Also, the text is as important as the code. In fact, I think it is more important particularly in tutorials. So, try to be extra careful when you explain a concept. You want to be crystal clear in every single step as much as possible.
Regarding contrast profile, this is how I see it:
we can see each subsequence of length m as a data point in $R^{m}$ space. For the sake of visualization, let's illustrate the problem in 2D space.
First, let's review the definitions of T(+) and T(-).
T(+) : contains at least two instances that are unique to the phenomena of interest.
T(-) : contains no instances of interest (and instead, I think we should say it contains the regular, obvious patterns in `T(+)`)
Before we talk about T(-) and T(+), it is better to just talk about T. Let's assume the figure below shows the subsequences of T.
If I look at this data, I can see that the regular, obvious pattern is where the crowded part is. However, the motif we might be interested in can be the motif pair (A, B). Note that this motif pair may not be easily captured as their distance is greater than the distance of any other point and its nearest neighbour.
So, what can we do? We can create T(-) which just contains the regular behaviour of our Data. We then use T(+) to denote the remaining ones.
Now, we can see that the d = dist(A, A_nn_in_Tneg) - dist(A, A_nn_in_Tpos) has a high value. Let's call it contrast distance. The contrast profile, cp, is an array where cp[i] is the contrast distance that corresponds to the i-th subsequence in T(+). The peak of this contrast profile can reveal the motif pair (A, B).
Question: Can we see it as twin-freak problem? In other words, this might be an anomaly that appears more than once. So, we can easily find the motif pair (A, B) by finding the subsequence that has the greatest distance to its 2nd nearest neighbour.

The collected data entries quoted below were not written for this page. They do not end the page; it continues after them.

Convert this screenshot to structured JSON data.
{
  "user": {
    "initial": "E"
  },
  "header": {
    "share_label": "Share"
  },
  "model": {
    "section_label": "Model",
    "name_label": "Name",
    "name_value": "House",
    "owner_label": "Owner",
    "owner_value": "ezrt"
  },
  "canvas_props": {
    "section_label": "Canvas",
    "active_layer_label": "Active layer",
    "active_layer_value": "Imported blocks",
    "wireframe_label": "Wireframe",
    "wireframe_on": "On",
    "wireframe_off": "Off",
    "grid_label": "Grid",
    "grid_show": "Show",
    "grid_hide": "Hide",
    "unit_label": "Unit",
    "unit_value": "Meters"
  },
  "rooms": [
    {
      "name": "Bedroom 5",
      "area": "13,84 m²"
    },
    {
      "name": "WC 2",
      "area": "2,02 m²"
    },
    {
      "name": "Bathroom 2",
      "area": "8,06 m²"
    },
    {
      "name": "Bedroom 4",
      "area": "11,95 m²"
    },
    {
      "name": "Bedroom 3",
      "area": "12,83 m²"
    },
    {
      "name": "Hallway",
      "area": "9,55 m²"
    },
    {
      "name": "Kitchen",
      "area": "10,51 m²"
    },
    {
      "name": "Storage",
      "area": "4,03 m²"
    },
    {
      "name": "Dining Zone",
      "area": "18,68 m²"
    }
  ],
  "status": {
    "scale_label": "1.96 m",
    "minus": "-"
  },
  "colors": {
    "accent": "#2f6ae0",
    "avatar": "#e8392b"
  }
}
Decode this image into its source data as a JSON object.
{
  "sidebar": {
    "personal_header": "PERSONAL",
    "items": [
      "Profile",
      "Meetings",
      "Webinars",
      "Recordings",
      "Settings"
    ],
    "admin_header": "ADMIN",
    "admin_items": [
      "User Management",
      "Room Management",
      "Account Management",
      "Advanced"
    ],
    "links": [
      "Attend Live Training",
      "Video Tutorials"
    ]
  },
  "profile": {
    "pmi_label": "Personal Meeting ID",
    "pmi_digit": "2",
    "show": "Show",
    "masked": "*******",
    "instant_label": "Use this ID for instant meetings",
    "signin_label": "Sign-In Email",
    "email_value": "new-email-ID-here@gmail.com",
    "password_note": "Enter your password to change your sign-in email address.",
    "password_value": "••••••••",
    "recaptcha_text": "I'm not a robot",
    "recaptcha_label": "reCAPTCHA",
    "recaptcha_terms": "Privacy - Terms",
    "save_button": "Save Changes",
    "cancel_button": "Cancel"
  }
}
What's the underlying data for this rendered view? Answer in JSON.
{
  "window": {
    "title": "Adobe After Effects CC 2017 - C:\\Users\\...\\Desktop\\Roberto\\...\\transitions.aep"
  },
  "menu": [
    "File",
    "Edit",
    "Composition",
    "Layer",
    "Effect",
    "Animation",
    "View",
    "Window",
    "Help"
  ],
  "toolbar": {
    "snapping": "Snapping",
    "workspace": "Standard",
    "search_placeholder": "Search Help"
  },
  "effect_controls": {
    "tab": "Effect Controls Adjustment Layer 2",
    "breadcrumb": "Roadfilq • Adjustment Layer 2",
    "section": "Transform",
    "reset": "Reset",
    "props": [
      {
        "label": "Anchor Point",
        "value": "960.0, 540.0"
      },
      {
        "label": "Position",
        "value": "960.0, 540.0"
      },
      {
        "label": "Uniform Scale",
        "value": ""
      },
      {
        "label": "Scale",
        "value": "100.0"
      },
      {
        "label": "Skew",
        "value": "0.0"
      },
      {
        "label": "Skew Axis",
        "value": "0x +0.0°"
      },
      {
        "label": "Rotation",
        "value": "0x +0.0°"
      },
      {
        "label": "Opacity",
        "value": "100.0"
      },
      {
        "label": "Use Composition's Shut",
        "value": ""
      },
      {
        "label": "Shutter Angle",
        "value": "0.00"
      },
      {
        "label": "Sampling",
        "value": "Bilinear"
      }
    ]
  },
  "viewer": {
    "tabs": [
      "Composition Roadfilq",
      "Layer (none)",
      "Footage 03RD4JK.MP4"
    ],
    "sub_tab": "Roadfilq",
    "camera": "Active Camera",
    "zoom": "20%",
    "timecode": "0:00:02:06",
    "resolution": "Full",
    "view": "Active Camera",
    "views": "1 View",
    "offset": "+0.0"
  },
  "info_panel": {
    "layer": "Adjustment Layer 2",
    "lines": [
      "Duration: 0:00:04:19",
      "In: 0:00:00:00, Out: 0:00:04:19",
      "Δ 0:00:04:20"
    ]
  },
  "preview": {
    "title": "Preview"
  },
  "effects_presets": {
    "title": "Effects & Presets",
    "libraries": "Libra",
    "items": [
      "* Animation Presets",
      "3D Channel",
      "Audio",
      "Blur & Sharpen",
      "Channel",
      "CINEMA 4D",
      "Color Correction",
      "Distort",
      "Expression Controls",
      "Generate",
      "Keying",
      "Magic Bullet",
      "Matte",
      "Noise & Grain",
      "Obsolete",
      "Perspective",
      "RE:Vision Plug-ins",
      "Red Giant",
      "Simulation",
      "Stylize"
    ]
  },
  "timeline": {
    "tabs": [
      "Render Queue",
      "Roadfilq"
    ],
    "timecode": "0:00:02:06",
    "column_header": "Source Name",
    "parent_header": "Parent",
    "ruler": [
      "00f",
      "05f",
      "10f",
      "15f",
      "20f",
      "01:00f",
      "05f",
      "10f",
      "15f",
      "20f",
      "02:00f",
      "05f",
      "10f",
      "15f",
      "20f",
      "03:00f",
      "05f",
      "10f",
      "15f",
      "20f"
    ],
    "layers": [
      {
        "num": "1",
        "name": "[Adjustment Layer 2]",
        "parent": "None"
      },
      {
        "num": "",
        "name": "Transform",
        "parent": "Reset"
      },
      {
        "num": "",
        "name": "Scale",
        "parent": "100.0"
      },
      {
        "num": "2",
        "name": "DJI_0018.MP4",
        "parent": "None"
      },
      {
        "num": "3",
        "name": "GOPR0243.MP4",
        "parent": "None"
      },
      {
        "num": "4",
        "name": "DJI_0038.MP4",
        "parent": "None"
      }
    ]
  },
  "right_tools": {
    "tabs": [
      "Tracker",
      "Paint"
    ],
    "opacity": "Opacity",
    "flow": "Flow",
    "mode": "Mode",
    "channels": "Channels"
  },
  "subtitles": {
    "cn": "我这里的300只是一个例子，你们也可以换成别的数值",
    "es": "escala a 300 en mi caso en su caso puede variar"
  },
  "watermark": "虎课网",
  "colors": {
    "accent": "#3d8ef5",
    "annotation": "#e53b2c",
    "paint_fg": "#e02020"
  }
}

Answer: I do not know! I think a good way to investigate this is to get some data and find a pair of subsets using each of these two approaches: (1) twin-freak (2) contrast profile, and see if they result in different outcomes.
@NimaSarajpoor
I'm sorry for causing trouble, and greatful your kind guidance. I uploaded new notebook first section of Tutorial_Contrast_Profile2.ipynb. I should have considered the contrast profile concept more.
I added its scatter plot should best to understand the "constrat" concept to the notebook.
T(+) : contains at least two instances that are unique to the phenomena of interest. T(-) : contains no instances of interest (and instead, I think we should say it contains the regular, obvious patterns in
T(+))
This might be tricky precondition, the robustness for this precondition also is argued. I thought the notebook should be enoguh only for expalining contrast profile conceptl.
@ken-maeda
I'm sorry for causing trouble, and greatful your kind guidance.
No need to be sorry. I provided a few comments. Let's start with those. Please do not add any new section. Let's take care of the current sections first. Please feel free to discuss something if you feel there is a need for that.
@ken-maeda Instead of uploading a .png file, I would prefer if you could add the code that could create/recreate the image and have it inside the notebook
@ken-maeda I haven't reviewed the whole notebook yet. Let's start with the current comments and some of the previous comments if you haven't addressed them yet.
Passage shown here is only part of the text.